The exhibit features over 100 photographs capturing the city's inhabitants, streetscapes, and its fever dream moments, spanning back over a century.

Photographs have long told the ongoing story of New York, where the visual craft takes on a whole new form given that the city is saturated with new subjects at every turn of a corner — in the exhibit, you'll see everything from architectural achievements ("Harlem Bridge" photographed by John Reid in 1870 is the oldest piece in the collection) to "only in New York moments" (a llama riding in a cab through Times Square!).

A fun fact about that llama: Her name was Linda, and she was on her way to make a television appearance at ABC in 1957. The photo was part of a LIFE magazine shoot, and the spread (featuring photos by Inge Morath) ran with the headline: "High paid llama in big city."

Inge Morath, A Llama in Times Square, 1957.

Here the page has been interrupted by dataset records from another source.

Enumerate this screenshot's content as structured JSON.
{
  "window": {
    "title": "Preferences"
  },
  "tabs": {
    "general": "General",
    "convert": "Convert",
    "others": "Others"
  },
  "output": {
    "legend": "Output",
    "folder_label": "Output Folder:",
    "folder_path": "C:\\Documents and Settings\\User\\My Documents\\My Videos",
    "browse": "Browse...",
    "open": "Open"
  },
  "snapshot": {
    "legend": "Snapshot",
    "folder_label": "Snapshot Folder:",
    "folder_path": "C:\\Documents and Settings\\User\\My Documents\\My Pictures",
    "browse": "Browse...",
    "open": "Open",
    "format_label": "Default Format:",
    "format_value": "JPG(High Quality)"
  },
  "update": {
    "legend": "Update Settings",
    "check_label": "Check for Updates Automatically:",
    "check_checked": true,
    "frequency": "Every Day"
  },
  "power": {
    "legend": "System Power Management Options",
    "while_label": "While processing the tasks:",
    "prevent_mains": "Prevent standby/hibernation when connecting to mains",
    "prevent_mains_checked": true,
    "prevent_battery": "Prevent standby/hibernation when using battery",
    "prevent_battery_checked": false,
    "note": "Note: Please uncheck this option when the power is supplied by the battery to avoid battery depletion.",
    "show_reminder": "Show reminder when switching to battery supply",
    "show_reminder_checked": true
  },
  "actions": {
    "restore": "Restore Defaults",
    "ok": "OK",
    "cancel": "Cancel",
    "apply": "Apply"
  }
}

While the llama thing probably only happened once, Sean Corcoran, a curator at the museum, told Gothamist that the exhibit also presents moments of city life that have been constants throughout different eras.

"We have kind of taken chronology out of the equation. So, you know, you have a picture of old men sitting under the L from about 1940, then you have another photograph from 2010 of old guys sitting in Bryant Park. There's a certain kind of quality, of life in New York, that is a constant — you know, no matter how much things change here, there's something about them that's the same."

There's a certain kind of quality, of life in New York, that is a constant, no matter how much things change

Sean Corcoran, curator at the MCNY

The images you'll see are from many names you may already know, like Bruce Davidson, Elliott Erwitt, Sylvia Plachy, Alfred Stieglitz, Rosalind Solomon, Paul Strand, Pablo Delano, Annie Ling and An Rong Xu, Jamel Shabazz and more. The images displayed were chosen from 1,000 photographs recently gifted to the museum by the Joy of Giving Something (JGS), a non-profit organization founded by Howard Stein.

According to the MCNY, "Stein began acquiring photographs in the 1980s, eventually forming one of the most comprehensive collections in private hands, spanning the 19th through the 21st centuries." The donation brings the MCNY's photo collection to over 400,000 total. (Did you know you could spend hours a day in their online archives?)

The exhibit is separated into 10 categories: working, going shopping, playing, gathering, loving, gazing, being, reflecting and building — organized as such, it offers "the opportunity to compare how some of the best-known photographers have returned to the same subjects again and again," the press release notes.

Joseph Maida, Men in Park, 2001.


Celebrating the City is now open at the Museum of the City of New York (1220 Fifth Ave at 103rd St, Manhattan). Hours: Friday through Sunday, 10 a.m. to 6 p.m.